Meghan laughs, saying “He’s an old soul”, and Harry adds: "I think he knows exactly what's going on."
Tutu - who was effectively the leader of the liberation struggle during Nelson Mandela’s long imprisonment - said he was ‘thrilled by the "rare privilege and honour” to meet the royals.
The 87-year old spent an half and hour with the couple and Archie at the historic premises of his ‘Legacy Foundation’ in Cape Town, the Old Granary - a restored 200-plus-year-old edifice built by slaves.
Thandeka is CEO of the Desmond Tutu Desk campaign - which creates portable desks for schoolchildren.
The foundation is the global rallying point for the now retired archbishop’s values in respect of people and the earth.
Established by the Archbishop and his wife Nomalizo Leah, its mission is to distil the timeless wisdom of our founders and to instil their values in new generations of leaders.
“We are enormously grateful to welcome the Duke and Duchess to our magnificent space, and for their love and respect for the Arch,” said foundation chair Niclas Kjellstrom-Matseke.
Prince Harry last met Archbishop Tutu in November 2015 when The Queen named him as an honorary member of The Order of the Companions of Honour in recognition of his services to United Kingdom Communities as well as International Peace and Reconciliation.
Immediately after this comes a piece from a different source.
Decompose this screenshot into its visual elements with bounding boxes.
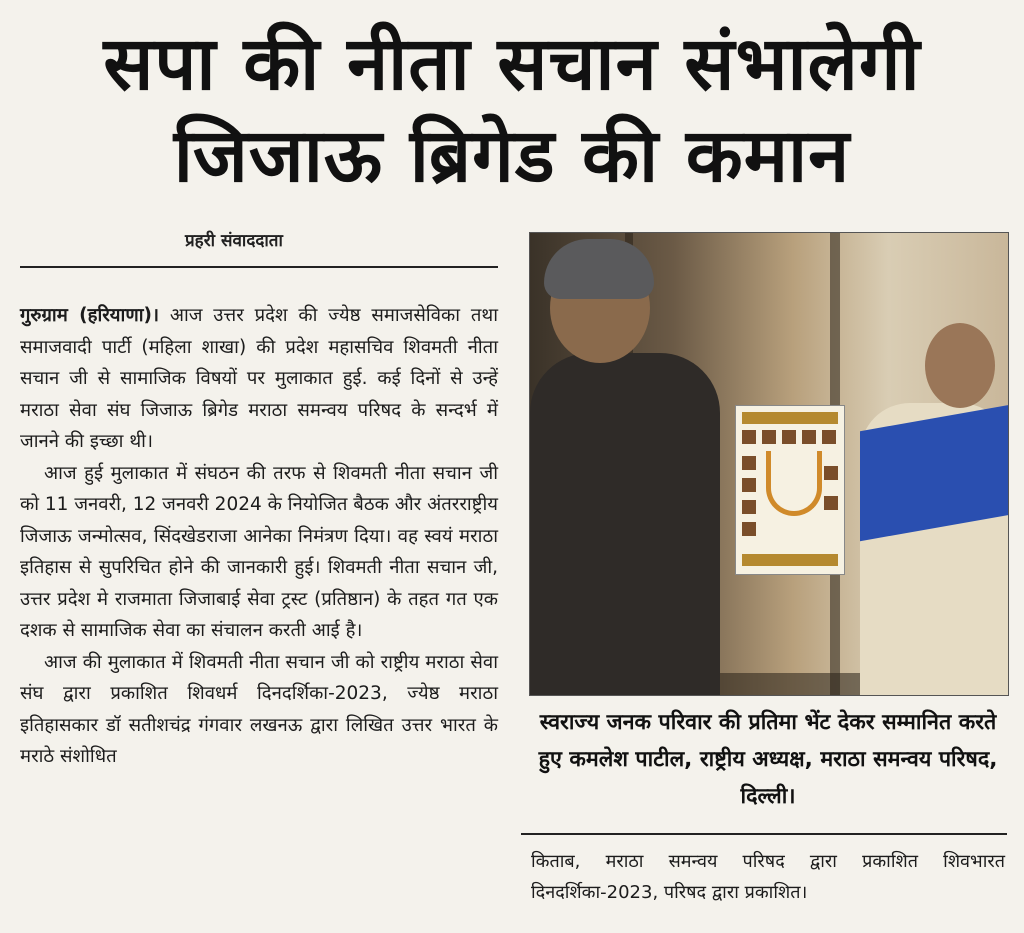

He was also a recipient the 1984 Nobel Peace Prize for his efforts in resolving and ending apartheid.
Born in 1931 in Klerksdorp, Transvaal, South Africa, he became the first Black Anglican Archbishop of both Cape Town and Johannesburg.
During the 1980s, he played a role in drawing national and international attention to the iniquities of apartheid.
In 1993, South African apartheid finally came to an end, and in 1994, South Africans elected Nelson Mandela as their first black president.
President Mandela also appointed Tutu to head the Truth and Reconciliation Commission, tasked with investigating and reporting on the atrocities committed by both sides in the struggle over apartheid.
The father of four chaired the commission and since then has continued to draw attention to a number of social justice issues.
Although he officially retired from public life in the late 1990s, the Archbishop continues to advocate for social justice and equality across the globe.